Et voici que, du coup, les rôles s’inversent : l’Opinion arrogante, le Prince humilié ; l’Opinion aux gradins, le Prince dans le stade ; le Peuple roi, puisque c’est lui qui presse, harcèle, affole le Prince – et le Prince nouvellement abaissé.
Un autre philosophe de la même époque, Michel Foucault, a conçu le pouvoir sur le modèle du panoptique benthamien, ce centre invisible à partir duquel un maître, absent, scrute le corps social : nul ne le voit, mais il voit tout le monde ; il est structurellement invisible, mais cette invisibilité même rend la société visible ; et c’est cette visibilité qui, à la fin, nous rend si totalement contrôlables.
Le populisme a fait basculer le dispositif : peuple invisible, pouvoir visible ; un peuple qui se dérobe, un pouvoir sommé de se produire ; nul ne voit plus le peuple, mais lui voit tout le temps ses maîtres (dans les journaux, sur Twitter et Facebook, dans les émissions de Mme Le Marchand, dans les faux débats, déliés de toute volonté de vérité, organisés ces temps-ci) ; en sorte que, si le secret du pouvoir est dans le regard, le populisme est l’une des formules les plus élaborées du pouvoir à l’âge moderne.
Une propédeutique de la haine
Ah, songe le populiste, si l’on pouvait, une bonne fois, remplacer l’élection par les sondages ! Si l’on pouvait transformer la république en jeu télévisé ; l’élection, en plébiscite ; l’audience, en Audimat – si l’on pouvait en finir avec le peuple et sacrer le gros animal de Platon ou cette plèbe qui, selon les sophistes, devait remplacer le demos.
La plèbe ? Le vrai peuple. L’Audimat ? Le plébiscite ? Autant de modes d’une unique substance : la société conçue comme un corps plein, ébloui par le spectacle de sa propre présence à soi.
Il y a une psychologie du populisme : le narcissisme des sujets déliés, ivres d’eux-mêmes et de leur suffisance.
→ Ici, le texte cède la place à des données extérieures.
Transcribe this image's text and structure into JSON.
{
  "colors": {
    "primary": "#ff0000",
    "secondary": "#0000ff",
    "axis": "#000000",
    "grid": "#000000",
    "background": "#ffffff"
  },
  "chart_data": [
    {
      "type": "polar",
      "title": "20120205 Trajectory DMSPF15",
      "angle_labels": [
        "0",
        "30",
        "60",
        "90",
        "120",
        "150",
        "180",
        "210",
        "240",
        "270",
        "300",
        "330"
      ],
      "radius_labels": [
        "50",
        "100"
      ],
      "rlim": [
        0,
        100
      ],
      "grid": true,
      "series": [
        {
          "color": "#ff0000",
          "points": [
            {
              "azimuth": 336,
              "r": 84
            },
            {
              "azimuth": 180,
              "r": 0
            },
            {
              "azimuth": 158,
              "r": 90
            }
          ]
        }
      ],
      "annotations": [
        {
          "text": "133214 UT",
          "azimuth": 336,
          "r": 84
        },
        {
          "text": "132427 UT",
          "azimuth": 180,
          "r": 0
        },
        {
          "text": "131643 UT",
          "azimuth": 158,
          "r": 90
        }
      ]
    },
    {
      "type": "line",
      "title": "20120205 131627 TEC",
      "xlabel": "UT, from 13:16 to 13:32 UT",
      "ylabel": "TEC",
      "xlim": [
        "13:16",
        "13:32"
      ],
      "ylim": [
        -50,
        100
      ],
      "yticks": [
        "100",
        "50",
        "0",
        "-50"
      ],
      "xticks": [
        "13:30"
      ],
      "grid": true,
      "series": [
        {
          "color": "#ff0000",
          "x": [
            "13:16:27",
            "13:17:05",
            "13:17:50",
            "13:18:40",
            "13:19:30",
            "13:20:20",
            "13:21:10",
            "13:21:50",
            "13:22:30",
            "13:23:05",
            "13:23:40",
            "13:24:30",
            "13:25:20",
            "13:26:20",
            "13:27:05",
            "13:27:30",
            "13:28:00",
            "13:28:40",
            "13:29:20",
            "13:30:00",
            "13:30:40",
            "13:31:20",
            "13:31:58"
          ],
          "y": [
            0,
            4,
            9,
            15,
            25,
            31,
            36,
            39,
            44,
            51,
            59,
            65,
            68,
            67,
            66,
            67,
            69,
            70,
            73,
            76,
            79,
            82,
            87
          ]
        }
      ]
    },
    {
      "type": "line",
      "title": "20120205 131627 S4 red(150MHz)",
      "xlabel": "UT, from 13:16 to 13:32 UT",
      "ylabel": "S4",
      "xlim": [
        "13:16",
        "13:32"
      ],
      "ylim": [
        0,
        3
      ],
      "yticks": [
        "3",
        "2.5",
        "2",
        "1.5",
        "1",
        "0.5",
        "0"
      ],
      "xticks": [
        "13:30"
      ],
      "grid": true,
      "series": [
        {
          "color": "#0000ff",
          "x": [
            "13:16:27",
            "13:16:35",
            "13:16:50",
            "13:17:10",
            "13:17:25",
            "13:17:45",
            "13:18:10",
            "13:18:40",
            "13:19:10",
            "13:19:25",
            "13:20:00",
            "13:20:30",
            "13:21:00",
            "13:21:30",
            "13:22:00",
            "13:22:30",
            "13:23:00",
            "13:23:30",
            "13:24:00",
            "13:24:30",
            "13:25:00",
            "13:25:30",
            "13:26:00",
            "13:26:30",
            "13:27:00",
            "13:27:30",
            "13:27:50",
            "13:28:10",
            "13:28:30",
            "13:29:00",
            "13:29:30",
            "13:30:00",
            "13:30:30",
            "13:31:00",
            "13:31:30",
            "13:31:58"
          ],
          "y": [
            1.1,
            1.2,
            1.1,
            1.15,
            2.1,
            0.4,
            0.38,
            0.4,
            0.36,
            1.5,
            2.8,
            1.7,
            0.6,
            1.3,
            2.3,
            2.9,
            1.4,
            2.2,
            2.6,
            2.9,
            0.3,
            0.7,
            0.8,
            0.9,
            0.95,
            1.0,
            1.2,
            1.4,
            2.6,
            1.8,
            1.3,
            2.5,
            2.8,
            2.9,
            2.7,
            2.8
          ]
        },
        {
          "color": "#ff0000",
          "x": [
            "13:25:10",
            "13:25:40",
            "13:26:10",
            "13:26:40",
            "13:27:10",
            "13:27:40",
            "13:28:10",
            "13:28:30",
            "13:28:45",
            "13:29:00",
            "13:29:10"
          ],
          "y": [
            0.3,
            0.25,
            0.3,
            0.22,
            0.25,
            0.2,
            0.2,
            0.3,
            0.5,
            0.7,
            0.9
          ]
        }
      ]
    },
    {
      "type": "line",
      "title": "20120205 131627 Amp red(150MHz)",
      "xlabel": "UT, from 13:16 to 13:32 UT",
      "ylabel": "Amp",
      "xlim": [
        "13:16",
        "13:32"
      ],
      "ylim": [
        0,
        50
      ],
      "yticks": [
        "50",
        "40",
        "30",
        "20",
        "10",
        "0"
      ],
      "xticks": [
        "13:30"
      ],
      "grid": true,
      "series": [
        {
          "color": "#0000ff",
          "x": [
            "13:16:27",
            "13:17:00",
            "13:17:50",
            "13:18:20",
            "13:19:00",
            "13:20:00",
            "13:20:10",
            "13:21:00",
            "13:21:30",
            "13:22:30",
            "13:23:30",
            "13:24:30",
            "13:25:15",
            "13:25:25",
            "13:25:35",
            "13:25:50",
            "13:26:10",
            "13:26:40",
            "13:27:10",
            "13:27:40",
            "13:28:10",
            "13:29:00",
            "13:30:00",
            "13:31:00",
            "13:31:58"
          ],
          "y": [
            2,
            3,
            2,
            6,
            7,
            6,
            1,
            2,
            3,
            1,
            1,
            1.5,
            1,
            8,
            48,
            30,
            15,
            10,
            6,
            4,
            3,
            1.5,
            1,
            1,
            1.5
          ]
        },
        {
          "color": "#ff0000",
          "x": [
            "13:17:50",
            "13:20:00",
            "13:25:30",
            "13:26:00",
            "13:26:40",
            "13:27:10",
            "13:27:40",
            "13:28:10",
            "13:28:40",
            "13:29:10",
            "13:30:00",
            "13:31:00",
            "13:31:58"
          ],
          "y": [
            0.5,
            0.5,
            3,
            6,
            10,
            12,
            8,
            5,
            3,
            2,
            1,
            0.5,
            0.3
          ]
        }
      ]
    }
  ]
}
Une physiologie : quelque chose de bouffi, d’autosatisfait, de repu, que l’on trouve chez tous les Trump, Berlusconi et autres Le Pen (fille et père). Une métaphysique : l’idée d’une volonté générale causa sui, antérieure à toute parole et, plus encore, à tout contrat – une volonté naturelle, souverainement et naturellement bonne, avec laquelle on renouera pour peu que l’on sache écarter les filtres, les médiations, qui l’obscurcissent.
Le populiste sera, fatalement, nationaliste : le nationalisme n’est-il pas le plus court chemin pour aller vers une communauté débarrassée de tout filtre ou médiation ?
Le populiste sera acharné à fabriquer de l’altérité, générer des ennemis : car le moyen, sans cela, d’halluciner cette présence à soi ? le moyen, s’il ne se dote pas d’une extériorité massive, et obsessionnellement dénoncée, de rassembler son propre corps dans une identité retrouvée ?
Le populisme est une propédeutique de la haine, de l’exclusion et, au bout du compte, du racisme : voir, de la Hongrie aux États-Unis, en Pologne comme en Russie, le discours anti-migrants.
Le populisme ? La maladie sénile des démocraties.
On dit « le populisme ». Et c’est le nom, finalement unique, de la réaction des démocraties à la panique qui les gagne et à la débandade qui les menace.
Sauve-qui-peut : le dernier mot des populistes.